Thanks for your replies; this is still on my 'to do' list, but now I know what to do

'leathertoolz' on YouTube has explained that the bevel should face the piece of leather that you want, and the flat side should face the waste or not needed leather

I am right handed, so I will make the knife with the tang offset so that it is closest to my wrist, and the bevel facing outwards, towards my left

Oh man I went and checked out Leathertoolz vid and it just made my life a little more pleasant. I bought what was labelled as a right hand and a left hand Kiridashi. I planned on using the lefty for skiving which it does wonderfully and the right for cutting patterns. If you are using it for wood working and pushing then they are perfect and labelled correctly. But I was drawing with them and intuitively had the flat portion on my work side. I mean .. want a right angle use the right angle side .. right? But I kept undercutting and it was making me nuts.

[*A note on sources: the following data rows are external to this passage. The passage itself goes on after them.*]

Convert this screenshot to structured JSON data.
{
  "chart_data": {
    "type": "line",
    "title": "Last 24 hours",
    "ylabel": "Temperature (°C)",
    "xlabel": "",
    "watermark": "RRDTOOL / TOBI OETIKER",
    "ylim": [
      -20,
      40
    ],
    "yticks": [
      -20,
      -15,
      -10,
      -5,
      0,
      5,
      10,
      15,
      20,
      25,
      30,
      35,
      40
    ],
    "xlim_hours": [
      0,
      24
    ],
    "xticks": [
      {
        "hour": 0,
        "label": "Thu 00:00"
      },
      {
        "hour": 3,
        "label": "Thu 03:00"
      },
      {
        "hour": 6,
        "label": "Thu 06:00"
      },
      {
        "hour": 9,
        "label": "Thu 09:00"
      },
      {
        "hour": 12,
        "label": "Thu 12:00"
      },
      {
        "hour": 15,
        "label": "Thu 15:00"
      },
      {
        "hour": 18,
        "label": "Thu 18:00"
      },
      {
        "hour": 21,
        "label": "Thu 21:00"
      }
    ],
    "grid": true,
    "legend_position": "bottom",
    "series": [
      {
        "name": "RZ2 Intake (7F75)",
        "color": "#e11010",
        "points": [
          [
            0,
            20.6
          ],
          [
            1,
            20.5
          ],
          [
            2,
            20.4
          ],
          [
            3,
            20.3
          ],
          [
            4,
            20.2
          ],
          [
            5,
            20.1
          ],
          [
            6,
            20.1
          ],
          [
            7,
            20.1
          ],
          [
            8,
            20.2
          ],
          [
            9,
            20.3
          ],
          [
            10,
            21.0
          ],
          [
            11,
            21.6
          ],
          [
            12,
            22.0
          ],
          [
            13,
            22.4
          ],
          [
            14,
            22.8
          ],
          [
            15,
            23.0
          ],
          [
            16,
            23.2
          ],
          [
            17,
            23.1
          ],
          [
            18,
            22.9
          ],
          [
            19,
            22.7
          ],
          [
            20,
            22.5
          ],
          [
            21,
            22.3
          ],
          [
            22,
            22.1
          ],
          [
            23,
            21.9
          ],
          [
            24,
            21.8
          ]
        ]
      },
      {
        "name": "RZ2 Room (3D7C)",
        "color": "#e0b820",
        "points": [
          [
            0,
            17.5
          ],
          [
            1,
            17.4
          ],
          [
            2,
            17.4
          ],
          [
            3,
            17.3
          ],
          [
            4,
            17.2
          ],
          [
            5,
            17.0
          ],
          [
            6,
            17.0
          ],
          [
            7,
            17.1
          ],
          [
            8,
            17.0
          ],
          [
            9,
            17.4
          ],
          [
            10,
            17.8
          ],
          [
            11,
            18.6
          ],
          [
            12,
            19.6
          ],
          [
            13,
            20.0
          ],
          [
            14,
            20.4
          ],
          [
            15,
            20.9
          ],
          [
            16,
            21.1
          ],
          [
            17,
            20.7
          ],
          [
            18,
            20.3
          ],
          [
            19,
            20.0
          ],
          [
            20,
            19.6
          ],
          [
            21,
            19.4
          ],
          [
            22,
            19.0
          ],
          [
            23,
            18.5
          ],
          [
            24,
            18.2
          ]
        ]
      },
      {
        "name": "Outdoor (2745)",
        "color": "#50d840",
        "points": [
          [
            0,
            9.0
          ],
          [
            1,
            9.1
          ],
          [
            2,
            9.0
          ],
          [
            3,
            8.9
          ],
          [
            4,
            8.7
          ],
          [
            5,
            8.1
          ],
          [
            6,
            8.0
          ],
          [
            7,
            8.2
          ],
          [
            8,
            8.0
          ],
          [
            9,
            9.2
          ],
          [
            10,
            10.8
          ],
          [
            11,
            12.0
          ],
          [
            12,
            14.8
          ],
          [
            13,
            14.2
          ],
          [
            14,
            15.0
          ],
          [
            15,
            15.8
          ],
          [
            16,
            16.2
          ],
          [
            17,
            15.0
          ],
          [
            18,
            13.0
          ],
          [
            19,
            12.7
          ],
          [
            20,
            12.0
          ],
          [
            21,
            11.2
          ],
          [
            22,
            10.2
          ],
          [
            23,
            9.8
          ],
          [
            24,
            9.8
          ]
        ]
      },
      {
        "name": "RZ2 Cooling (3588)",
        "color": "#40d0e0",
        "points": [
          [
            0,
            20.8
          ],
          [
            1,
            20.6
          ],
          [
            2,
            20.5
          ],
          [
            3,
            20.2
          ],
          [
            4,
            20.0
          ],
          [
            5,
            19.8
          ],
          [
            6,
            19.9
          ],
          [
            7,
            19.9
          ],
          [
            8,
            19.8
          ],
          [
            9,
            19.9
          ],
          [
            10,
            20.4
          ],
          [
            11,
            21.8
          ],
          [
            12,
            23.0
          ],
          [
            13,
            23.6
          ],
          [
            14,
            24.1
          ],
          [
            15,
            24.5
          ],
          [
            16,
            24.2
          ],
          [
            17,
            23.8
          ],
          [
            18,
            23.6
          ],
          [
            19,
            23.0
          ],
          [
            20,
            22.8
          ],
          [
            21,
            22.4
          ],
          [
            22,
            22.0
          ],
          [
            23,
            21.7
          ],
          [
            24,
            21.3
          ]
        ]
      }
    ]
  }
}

Leathertoolz is a lefty so I had to mentally change up a little but once I worked out what he was dishing I went and tried it. Cut out 5 holsters today... all beautiful and square!! Bevel side in to your work actually makes for a square edge. Especially since if you are a righty you are likely leaning the knife out right so you can watch your cut line from the left. It worked perfectly. All I needed was the Lefty model and I would have been fine. Sure I will find a use for the righty for something?